A power transmission tower in Karachi on January 24, 2023. — Reuters
#power #pricing #dilemma
LAHORE: The problem of a very misunderstanding in the dynamics of Pakistan’s business government is the recovery of electricity prices and costs. Business often compares electricity costs (received by IPPS) with the final retail tariff, without factoring at any other expenses.
Other expenses include the construction and maintenance of a high -voltage national transmission system (NTDC) in Pakistan. Then the cost of distribution comes. Local disco (such as Lesco, Electric) run expensive distribution infrastructure. Both of these companies need to receive costs from consumers. Technical losses due to resistance to wires are inevitable (usually 6-15 % globally).
Theft, meter tampering and unpaid bills, which often include corrupt staff, domestic and consumers, also put burden on disco and honest consumers who are related to Pakistan. Businesses ignore that the state simply does not buy and recover the electricity-it manages a highly capital supply system.
The question is, who should bear the cost of line losses and infrastructure? And who should pay the government for the losses before reaching the industrial grid? In principle, all users should share proportional costs unless they have their own breed and delivery setup. Businesses cannot claim immunity from line losses only because their own grids are effective in their home. The cost to bring electricity to their doors is still there. As long as they form and maintain their transmission and distribution network, they cannot logically refuse to pay these losses.
In India, large industrial consumers (especially in special economic zones or large industrial parks) set up captive power plants and sometimes fund dedicated transmission lines. However, they usually use public transmission grid and are subject to wheeling charges, transmission losses and cross subsidies.
In Bangladesh, this system runs like in Pakistan. Its government (through PGCB and distribution companies) maintains the grid. Large users can discuss better rates, but they do not participate in the loss until they are completely off grid.
In developed economies like the United States and Germany, electricity prices include all the extraordinary components: generation, transmission, distribution and, in some cases, renewable surcharges. Industrial users often talk at lower prices, but they cannot be out of transmission and distribution costs unless they generate their electricity on the site (such as, gas turbines, solar farms) that are completely off -grid. In many sectors, ‘wheeling charges’ are applied when private buyers are transferred through the national grid.

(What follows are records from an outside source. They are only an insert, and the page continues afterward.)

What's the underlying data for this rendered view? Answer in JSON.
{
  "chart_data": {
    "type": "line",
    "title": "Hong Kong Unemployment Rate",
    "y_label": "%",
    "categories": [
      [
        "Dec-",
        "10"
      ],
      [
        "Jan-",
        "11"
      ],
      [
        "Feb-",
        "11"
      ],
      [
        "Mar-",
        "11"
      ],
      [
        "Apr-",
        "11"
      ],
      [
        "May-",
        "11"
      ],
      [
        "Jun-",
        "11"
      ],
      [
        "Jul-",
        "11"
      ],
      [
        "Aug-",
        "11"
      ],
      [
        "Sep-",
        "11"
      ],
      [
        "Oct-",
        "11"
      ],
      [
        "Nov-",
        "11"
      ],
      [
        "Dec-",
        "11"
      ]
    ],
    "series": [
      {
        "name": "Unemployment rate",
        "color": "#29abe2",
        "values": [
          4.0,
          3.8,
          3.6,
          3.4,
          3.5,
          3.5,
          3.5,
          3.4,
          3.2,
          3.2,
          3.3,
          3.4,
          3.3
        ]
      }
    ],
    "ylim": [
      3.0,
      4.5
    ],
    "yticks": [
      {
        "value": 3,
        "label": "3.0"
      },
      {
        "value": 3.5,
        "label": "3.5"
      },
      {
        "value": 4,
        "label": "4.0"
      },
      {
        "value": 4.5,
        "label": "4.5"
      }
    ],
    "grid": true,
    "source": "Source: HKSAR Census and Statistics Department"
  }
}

Power pricing in Pakistan is a cause for concern as the business lobby only demands generation -based taxes, easily ignores that the transmission system is used less because of theft and defective, which they indirectly benefit. Maintaining reliable grid requires huge investment, even if they do not directly cause all losses. Many businesses also benefit from tax exemptions, subsidized gas or low salaries, which means they are not paying their real economic part.

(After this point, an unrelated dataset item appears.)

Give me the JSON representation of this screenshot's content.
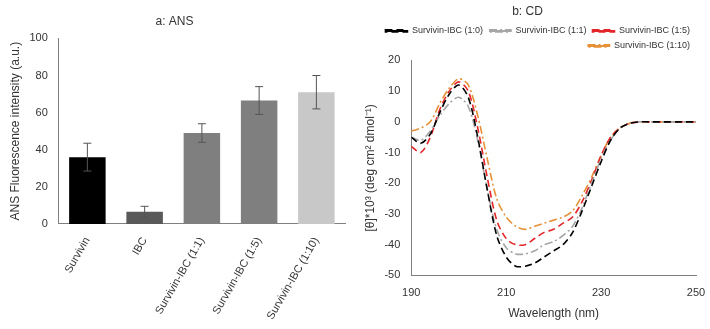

If the business really wants electricity at the generation cost, the fair view will be to make their transmission lines from power plants to their premises (rare and expensive). They should accept wheels compensation and line losses as part of the service. If this is possible, they should invest in a divided generation (solar, co -generation). Businesses should also support disco reforms that reduce theft and demand only lower prices rather than improving billing. They should help eliminate dishonest actors from their ranks.